BAB 25

112 21 13
                                    

BAB 25
Rapuh

***

Lala menggigit bibir bawahnya. Berdiri di depan kamar rawat rumah sakit yang pintunya masih tertutup rapat. Gadis itu sedikit melongok, sejenak mengintip sambil terus mempersiapkan diri.

"Lala?"

Lala tersentak, langsung menoleh cepat mendengar teguran dari belakang punggungnya. Ia sampai terbatuk, meski berikutnya mencoba tersenyum menyambut.

"Eh, Alda." Gadis mungil itu meringis, lalu agak menggeser tubuh yang sebelumnya berada tepat di depan pintu. "Lo lagi di luar ya, ternyata."

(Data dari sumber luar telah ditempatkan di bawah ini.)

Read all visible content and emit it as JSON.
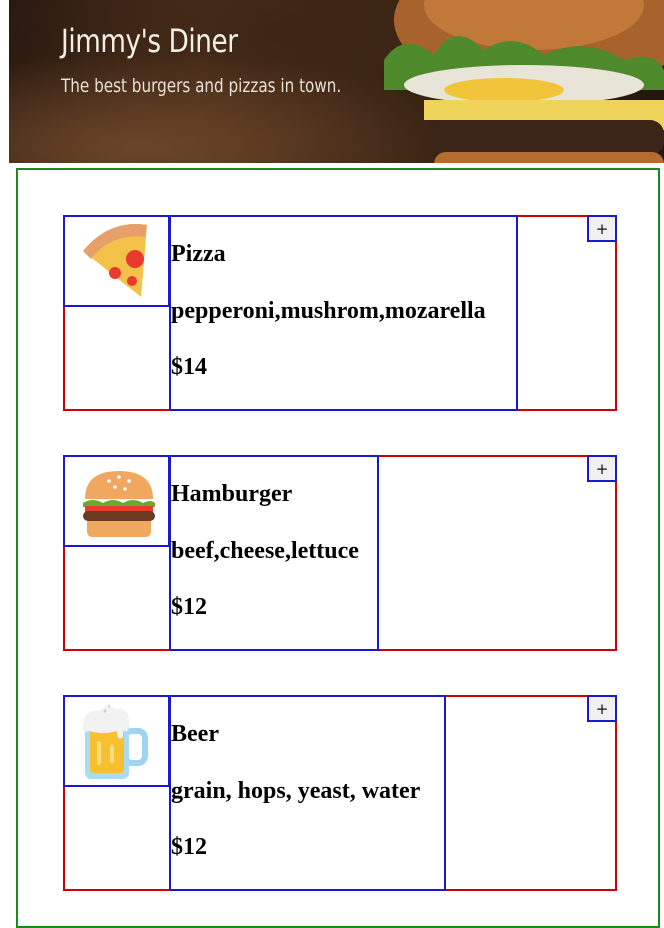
{
  "header": {
    "title": "Jimmy's Diner",
    "tagline": "The best burgers and pizzas in town."
  },
  "menu": {
    "items": [
      {
        "name": "Pizza",
        "ingredients": "pepperoni,mushrom,mozarella",
        "price": "$14",
        "icon": "pizza-slice-icon",
        "add_label": "+"
      },
      {
        "name": "Hamburger",
        "ingredients": "beef,cheese,lettuce",
        "price": "$12",
        "icon": "hamburger-icon",
        "add_label": "+"
      },
      {
        "name": "Beer",
        "ingredients": "grain, hops, yeast, water",
        "price": "$12",
        "icon": "beer-mug-icon",
        "add_label": "+"
      }
    ]
  },
  "colors": {
    "outer_border": "#1a8a1a",
    "item_border": "#d10000",
    "inner_border": "#1a1acc"
  }
}
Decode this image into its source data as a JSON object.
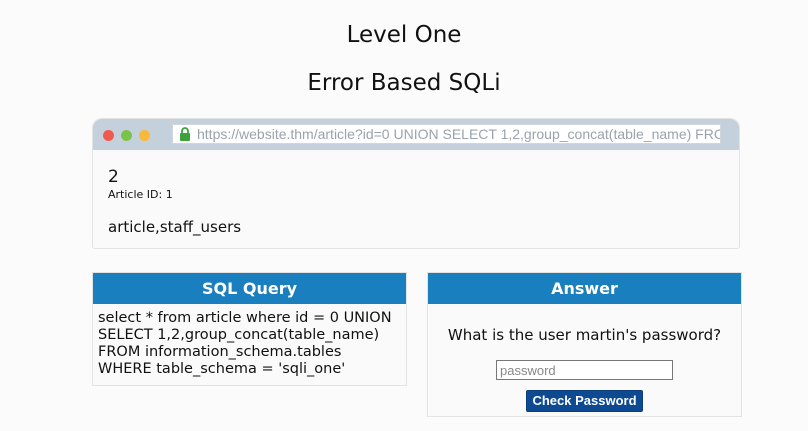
{
  "headings": {
    "level": "Level One",
    "subtitle": "Error Based SQLi"
  },
  "browser": {
    "url": "https://website.thm/article?id=0 UNION SELECT 1,2,group_concat(table_name) FRC",
    "article_number": "2",
    "article_id": "Article ID: 1",
    "result": "article,staff_users"
  },
  "sql_panel": {
    "title": "SQL Query",
    "lines": [
      "select * from article where id = 0 UNION",
      "SELECT 1,2,group_concat(table_name)",
      "FROM information_schema.tables",
      "WHERE table_schema = 'sqli_one'"
    ]
  },
  "answer_panel": {
    "title": "Answer",
    "question": "What is the user martin's password?",
    "password_placeholder": "password",
    "button_label": "Check Password"
  },
  "colors": {
    "header_blue": "#1a7fbf",
    "button_blue": "#0d4a91",
    "browser_bar": "#c4d1dd"
  }
}
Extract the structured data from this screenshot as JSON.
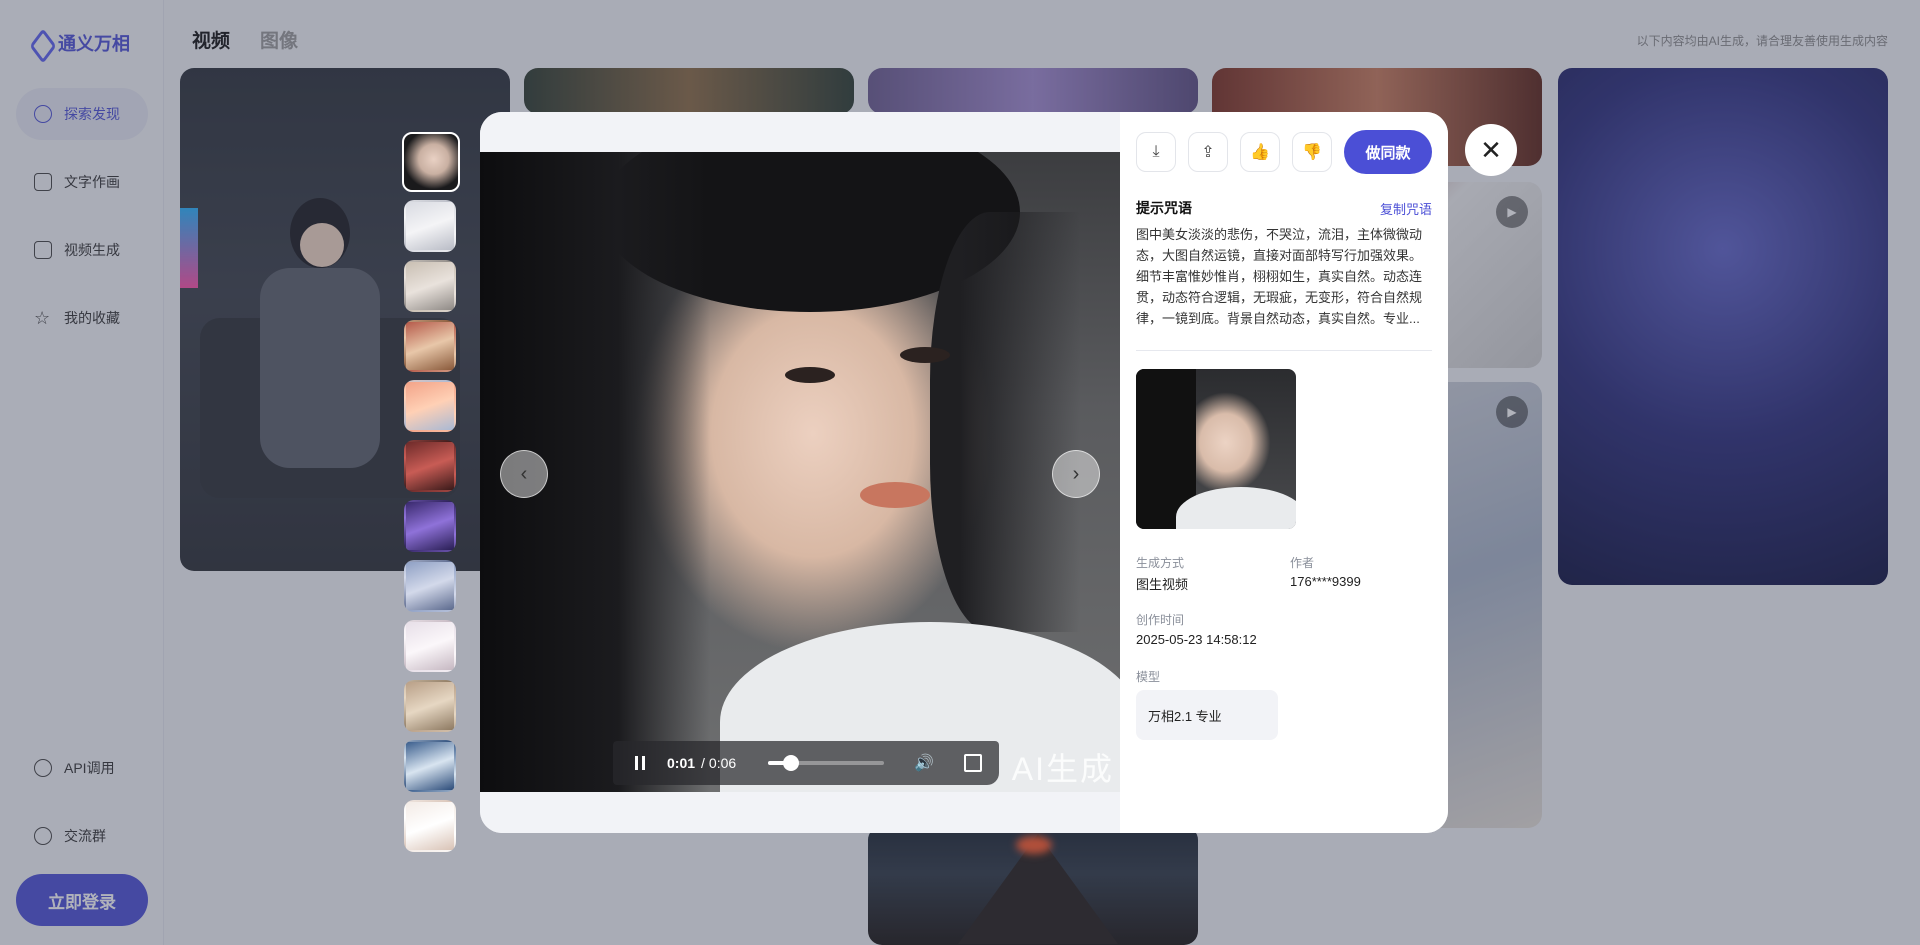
{
  "app": {
    "name": "通义万相"
  },
  "sidebar": {
    "items": [
      {
        "label": "探索发现",
        "icon": "compass-icon",
        "active": true
      },
      {
        "label": "文字作画",
        "icon": "image-edit-icon",
        "active": false
      },
      {
        "label": "视频生成",
        "icon": "video-icon",
        "active": false
      },
      {
        "label": "我的收藏",
        "icon": "star-icon",
        "active": false
      }
    ],
    "bottom_items": [
      {
        "label": "API调用",
        "icon": "cloud-api-icon"
      },
      {
        "label": "交流群",
        "icon": "chat-group-icon"
      }
    ],
    "login_label": "立即登录"
  },
  "header": {
    "tabs": [
      {
        "label": "视频",
        "active": true
      },
      {
        "label": "图像",
        "active": false
      }
    ],
    "notice": "以下内容均由AI生成，请合理友善使用生成内容"
  },
  "player": {
    "current_time": "0:01",
    "separator": "/",
    "total_time": "0:06",
    "progress": 0.2,
    "watermark": "AI生成"
  },
  "detail": {
    "same_style_label": "做同款",
    "prompt_title": "提示咒语",
    "copy_label": "复制咒语",
    "prompt_text": "图中美女淡淡的悲伤，不哭泣，流泪，主体微微动态，大图自然运镜，直接对面部特写行加强效果。细节丰富惟妙惟肖，栩栩如生，真实自然。动态连贯，动态符合逻辑，无瑕疵，无变形，符合自然规律，一镜到底。背景自然动态，真实自然。专业...",
    "gen_method_label": "生成方式",
    "gen_method": "图生视频",
    "author_label": "作者",
    "author": "176****9399",
    "created_label": "创作时间",
    "created": "2025-05-23 14:58:12",
    "model_label": "模型",
    "model": "万相2.1 专业"
  },
  "colors": {
    "accent": "#4b4fd6",
    "overlay": "#3c4254"
  }
}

Alda mengerjap. Tentu saja merasa terkejut tak menyangka Lala akan mengunjunginya. Tapi gadis yang menyeret tiang infus dengan tangan kanannya itu akhirnya balas tersenyum sambil mengangguk kecil.

"Cari udara aja sih, La. Bosen di dalam kamar," sahutnya berusaha terdengar ceria, walau suaranya jelas masih parau.

Lala menelan teguk. Ia tak banyak menyahut, hanya menggumam singkat karena sebenarnya tidak tahu harus memberikan respond seperti apa.

"Mau ... gue temenin jalan-jalan?" tawar Lala dengan nada ragu. "Tapi kalau lo udah capek, kita masuk aja nggak apa-apa kok."

Alda tertawa pelan. "Sebenernya masih pengen di luar sih," balasnya menyambut senang ajakan Lala. "Gue denger katanya taman belakang rumah sakit ini bagus. Mau coba ke sana?"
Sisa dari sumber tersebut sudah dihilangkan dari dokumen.